Gordhan and the SAA business rescuers, Les Matuson and Siviwe Dongwana, gave Scopa feedback on Friday on the airline’s precarious financial position and progress on the business rescue process.
This was the first time SAA’s books had been open to public scrutiny since 2017.
A staggering loss of R15.9 billion was recorded in this three-year period – R5.04 billion last year, R5.5 billion in 2018 and R5.4 billion in 2017.
This was despite R40.3 billion in cash injections and guarantees for loans that the airline had received from the government since 2003.
Members of Parliament were told that the airline would be unable to pay salaries this month and all workers were on unpaid leave.
Derek Mans, Solidarity’s representative in the aviation industry, said yesterday that unions had signed an agreement under which proportional salaries would be paid for this month and next month, based on a sliding scale of spending cuts.
“The maximum cut would have been 50%. But late yesterday afternoon, we heard from the public enterprises department that its calculations showed it would not be affordable,” Mans said.
Dongwana told MPs that the government’s letter of April 10 left the business rescuers with no other option but to close the airline in an orderly manner.
He said an airline had to have enough cash and a strong balance sheet.
“SAA does not have either of the two,” said Dongwana.
The business rescuers requested R7.7 billion from the government on April 2 to pay creditors, lay off certain personnel and provide operating capital.
That was over and above the R5.5 billion they received from the government and the Development Bank of SA earlier this year.
After the government refused to hand over the money, the business rescue practitioners began working on a plan – based on the valuations of the airline’s assets – intending to sell the assets and establish a lay-off plan for the airline’s personnel.
Gordhan refused to accept this as an alternative.
“The plan had serious shortcomings,” he told MPs. “That’s why we had to call in an aviation expert [Seabury] for help,” he said.
He insinuated that the business rescue practitioners, in addition to having a deficient plan, were unable to justify the R30 million they had earned in the past three and a half months.
He lashed out at them for not being able to come up with a workable business rescue plan “after a period of 162 days”.
According to the Companies Act, such a plan should be presented within 25 days.
Gordhan said a business rescue plan was exactly that: A business is rescued and a sustainable and effective business replaces it.
“One can start such an airline by buying the assets from the old airline.
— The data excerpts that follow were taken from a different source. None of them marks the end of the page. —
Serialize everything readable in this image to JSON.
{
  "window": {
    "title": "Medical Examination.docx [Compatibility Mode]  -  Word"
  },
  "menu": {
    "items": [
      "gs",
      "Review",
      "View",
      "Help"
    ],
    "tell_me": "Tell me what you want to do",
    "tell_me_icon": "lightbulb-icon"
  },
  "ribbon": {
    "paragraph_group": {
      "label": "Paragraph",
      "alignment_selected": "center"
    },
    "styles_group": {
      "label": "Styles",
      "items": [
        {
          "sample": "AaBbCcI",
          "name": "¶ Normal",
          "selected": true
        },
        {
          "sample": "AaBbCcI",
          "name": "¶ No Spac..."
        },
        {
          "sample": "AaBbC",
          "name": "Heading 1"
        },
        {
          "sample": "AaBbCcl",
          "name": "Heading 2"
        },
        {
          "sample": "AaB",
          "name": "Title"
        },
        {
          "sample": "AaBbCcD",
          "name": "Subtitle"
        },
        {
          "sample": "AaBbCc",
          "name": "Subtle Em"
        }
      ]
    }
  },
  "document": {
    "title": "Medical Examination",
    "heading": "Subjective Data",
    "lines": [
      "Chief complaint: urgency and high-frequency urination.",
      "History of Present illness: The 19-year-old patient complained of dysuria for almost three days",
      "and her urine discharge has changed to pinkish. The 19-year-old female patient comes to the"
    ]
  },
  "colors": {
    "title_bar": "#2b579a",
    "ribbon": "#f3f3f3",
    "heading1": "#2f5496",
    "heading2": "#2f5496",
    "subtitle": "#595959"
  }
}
Or you reorganise the existing airline and something new arises from it.”
He did, however, admit that it would be exceptionally difficult to start a new airline in light of the beleaguered position of the industry worldwide and without immediate prospects that flight routes would reopen any time soon.
“As a result of the Covid-19 coronavirus, a new airline will have to begin from a low base and will have to be built up gradually – maybe over a three-year period.
“What we [the government] will spend will depend on the plan that is eventually presented – whether that plan comes from the rescue practitioners or from our own investigations.
“The question is not whether there is money or not. It’s what you provide money for.”
Justine Hoppe, director of recovery and restructuring at Mazars, said decision-making in a business rescue process was usually done by the practitioners.
What made the SAA situation complicated was that the government was the shareholder and, to a great extent, the financier. That meant it had some say in what happened to the airline, she said.
“Because the government is one of the airline’s biggest creditors, it could oppose the closure of SAA.”